People v. Blackwood

In People v. Blackwood (1983) 138 Cal.App.3d 939, the defendant was charged with attempting to escape from prison. A temporary employee of the prison testified at the preliminary hearing about the defendant's efforts to escape into his truck from a loading dock. By the time of trial, the witness no longer worked for the state, and he was with his wife on a driving tour to Alaska and Canada. The prosecution notified law enforcement authorities in Alaska and Canada and provided a description of the witness's vehicle. The witness was found in Alaska and the prosecution offered to pay his travel expenses to return. The witness refused to leave his wife and luggage, and explained they were about to board a ship for Seattle. The trial court found the witness was unavailable. (Id. at pp. 945-946.) Blackwood held the prosecution failed to use due diligence because it knew the witness's location and failed to use the Uniform Act to obtain the witness's attendance. (Blackwood, supra, 138 Cal.App.3d at p. 947.) "It is neither an answer nor a fulfillment of the requirements of the Evidence Code to suggest, as the People do, that the prosecution was not required to obtain interstate process because most likely neither Alaska nor Washington would have issued a subpoena due to the undue hardship to the witness. A guess by the prosecutor, the trial court or an appellate court about what the courts of Alaska or Washington might have done if requested to issue a subpoena for the witness pursuant to the uniform act, simply does not satisfy the requisite showing of inability under Evidence Code section 240, subdivision (a)(5).
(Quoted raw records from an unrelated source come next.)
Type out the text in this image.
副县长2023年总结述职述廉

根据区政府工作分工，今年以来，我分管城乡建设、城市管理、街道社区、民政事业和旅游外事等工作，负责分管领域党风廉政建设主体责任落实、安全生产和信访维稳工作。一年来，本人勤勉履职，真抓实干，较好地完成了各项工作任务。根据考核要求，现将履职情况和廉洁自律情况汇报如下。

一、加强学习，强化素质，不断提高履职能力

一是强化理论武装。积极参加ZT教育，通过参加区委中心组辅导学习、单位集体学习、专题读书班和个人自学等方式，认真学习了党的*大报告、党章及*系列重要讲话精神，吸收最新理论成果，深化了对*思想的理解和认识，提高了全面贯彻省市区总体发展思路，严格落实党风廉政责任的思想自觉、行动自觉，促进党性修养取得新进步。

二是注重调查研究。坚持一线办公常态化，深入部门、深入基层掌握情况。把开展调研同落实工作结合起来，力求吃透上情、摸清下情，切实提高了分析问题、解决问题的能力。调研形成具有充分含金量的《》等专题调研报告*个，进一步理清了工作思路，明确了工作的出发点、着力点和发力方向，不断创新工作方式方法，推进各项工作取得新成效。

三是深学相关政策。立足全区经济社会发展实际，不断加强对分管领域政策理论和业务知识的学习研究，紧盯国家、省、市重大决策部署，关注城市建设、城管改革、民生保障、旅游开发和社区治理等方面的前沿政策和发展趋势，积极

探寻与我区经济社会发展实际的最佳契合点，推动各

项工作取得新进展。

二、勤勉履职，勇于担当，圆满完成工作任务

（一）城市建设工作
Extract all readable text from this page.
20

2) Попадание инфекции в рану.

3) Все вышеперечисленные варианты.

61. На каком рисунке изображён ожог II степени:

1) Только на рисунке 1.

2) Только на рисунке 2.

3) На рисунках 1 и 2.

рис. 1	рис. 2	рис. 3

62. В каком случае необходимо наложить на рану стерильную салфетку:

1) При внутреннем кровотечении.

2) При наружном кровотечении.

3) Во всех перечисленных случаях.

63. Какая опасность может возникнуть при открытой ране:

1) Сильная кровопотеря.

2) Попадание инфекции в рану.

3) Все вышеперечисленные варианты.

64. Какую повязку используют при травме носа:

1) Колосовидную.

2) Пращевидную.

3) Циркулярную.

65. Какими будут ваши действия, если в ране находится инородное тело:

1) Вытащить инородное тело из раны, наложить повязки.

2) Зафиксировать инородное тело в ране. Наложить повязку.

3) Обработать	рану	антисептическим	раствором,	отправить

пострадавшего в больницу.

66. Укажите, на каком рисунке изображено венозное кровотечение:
The prosecution's duty was to invoke the uniform act, not to decide whether such action would be fruitful. '"The possibility of a refusal is not the equivalent of asking and receiving a rebuff.'" "To the People's alternate contention that there was not enough time to secure such process, the answer is the same. The prosecution's burden under Evidence Code section 240, subdivision (a)(5) is to demonstrate that it 'exercised reasonable diligence but has been unable to procure the absent declarant's attendance by the court's process.' Reasonable diligence demands that the attempt be made to secure process under the uniform act. Only if it in fact becomes impossible to secure the process, has the prosecution sustained its burden. No such showing was made." (Id. at p. 947.)